Oslo görüşmeleri etiketine sahip kayıtlar gösteriliyor. Tüm kayıtları göster
Oslo görüşmeleri etiketine sahip kayıtlar gösteriliyor. Tüm kayıtları göster

14 Aralık 2020 Pazartesi

Jandarma ve TSK Üzerindeki Oyun

    Jandarma ve TSK Üzerindeki Oyun




Armağan Kuloğlu 
14 Haziran 2014

 Jandarma Genel Komutanlığı’nın tasfiyesine ilişkin, 5-6 yıldır tartışmalar, yorumlar ve programlar yapılmakta, yazılar yazılmaktadır. Bunu gündeme taşıyanların, iktidarı destekleyen ve onun propagandasını yapan medya grubu olduğu dikkat çekmektedir. Son zamanlarda yönetimin, bu konunun planlanarak gerçekleştirilmesi için hazırlıklar yaptığı da anlaşılmaktadır.
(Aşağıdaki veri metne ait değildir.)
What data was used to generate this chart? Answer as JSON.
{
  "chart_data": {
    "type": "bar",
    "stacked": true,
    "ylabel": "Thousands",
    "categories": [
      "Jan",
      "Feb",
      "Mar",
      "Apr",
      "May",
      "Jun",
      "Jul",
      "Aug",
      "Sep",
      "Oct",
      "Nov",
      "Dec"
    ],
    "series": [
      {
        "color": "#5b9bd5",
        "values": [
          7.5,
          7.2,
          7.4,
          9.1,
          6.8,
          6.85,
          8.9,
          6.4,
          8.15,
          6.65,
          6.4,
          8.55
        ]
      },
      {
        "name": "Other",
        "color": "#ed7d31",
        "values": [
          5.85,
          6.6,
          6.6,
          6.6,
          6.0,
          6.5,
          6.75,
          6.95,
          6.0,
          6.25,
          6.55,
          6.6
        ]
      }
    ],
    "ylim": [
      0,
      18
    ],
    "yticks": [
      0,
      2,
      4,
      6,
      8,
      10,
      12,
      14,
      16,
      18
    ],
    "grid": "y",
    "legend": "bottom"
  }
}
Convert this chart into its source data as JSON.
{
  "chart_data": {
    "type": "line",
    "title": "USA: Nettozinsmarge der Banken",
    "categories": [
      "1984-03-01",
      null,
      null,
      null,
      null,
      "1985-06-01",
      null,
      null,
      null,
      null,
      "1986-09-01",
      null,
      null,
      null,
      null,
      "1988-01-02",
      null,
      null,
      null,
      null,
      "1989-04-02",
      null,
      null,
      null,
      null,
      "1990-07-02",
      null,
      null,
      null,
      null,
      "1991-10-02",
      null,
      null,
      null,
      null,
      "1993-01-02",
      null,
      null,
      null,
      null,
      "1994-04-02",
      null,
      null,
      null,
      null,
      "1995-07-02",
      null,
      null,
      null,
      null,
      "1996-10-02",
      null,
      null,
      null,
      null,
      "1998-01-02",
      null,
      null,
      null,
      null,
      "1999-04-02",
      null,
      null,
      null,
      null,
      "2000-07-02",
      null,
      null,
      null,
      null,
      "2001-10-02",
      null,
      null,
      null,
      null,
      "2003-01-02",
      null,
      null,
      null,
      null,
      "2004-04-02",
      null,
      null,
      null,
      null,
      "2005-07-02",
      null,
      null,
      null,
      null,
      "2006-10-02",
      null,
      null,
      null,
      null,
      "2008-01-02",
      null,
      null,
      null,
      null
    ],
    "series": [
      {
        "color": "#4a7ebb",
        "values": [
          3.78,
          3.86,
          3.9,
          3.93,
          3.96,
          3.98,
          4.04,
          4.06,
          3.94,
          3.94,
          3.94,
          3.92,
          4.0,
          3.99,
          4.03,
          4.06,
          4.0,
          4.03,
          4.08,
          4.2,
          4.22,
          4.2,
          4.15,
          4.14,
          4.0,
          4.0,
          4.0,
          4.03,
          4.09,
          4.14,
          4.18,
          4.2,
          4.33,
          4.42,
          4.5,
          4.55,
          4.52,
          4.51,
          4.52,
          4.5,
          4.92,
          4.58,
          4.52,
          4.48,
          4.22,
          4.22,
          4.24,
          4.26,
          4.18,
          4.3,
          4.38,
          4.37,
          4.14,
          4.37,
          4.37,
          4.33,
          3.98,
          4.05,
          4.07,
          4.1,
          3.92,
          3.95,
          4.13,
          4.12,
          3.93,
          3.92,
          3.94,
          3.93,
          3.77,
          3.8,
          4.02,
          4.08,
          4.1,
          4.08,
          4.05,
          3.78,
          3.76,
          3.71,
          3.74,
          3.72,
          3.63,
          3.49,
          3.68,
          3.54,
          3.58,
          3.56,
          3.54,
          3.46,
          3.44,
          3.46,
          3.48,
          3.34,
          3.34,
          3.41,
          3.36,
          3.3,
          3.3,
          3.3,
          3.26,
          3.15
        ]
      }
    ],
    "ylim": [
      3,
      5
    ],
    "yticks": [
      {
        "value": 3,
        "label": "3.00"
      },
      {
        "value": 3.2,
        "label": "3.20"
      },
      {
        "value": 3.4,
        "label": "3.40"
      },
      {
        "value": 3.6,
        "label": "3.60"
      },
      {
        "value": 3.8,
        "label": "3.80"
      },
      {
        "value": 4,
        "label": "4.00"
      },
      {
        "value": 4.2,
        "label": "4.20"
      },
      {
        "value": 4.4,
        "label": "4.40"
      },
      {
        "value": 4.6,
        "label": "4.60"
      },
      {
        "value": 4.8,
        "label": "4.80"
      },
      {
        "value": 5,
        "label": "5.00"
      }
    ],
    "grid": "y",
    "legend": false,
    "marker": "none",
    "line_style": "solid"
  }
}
Bunun gündeme getirilmesinin sebebinin, AB giriş süreci çerçevesinde güvenlik teşkilatlarının AB normlarına uyum sağlaması olduğu ifade edilmektedir. Bu kapsamda yeni sınır güvenlik birimlerinin oluşturulması, jandarmanın tasfiyesi, TSK’nın yeniden yapılandırılması, ordunun profesyonelleştirilmesi gibi konuların yer aldığı görülmektedir. Ancak sebebin AB olarak gösterilmesinin gerçeklik yönü olsa da, bunun yanında çözüm sürecinde bölücülere verilen sözlerin ve yönetimin ideolojik yaklaşımlarının da bu çalışmalarda önemli rol oynadığı dikkatlerden kaçmamaktadır.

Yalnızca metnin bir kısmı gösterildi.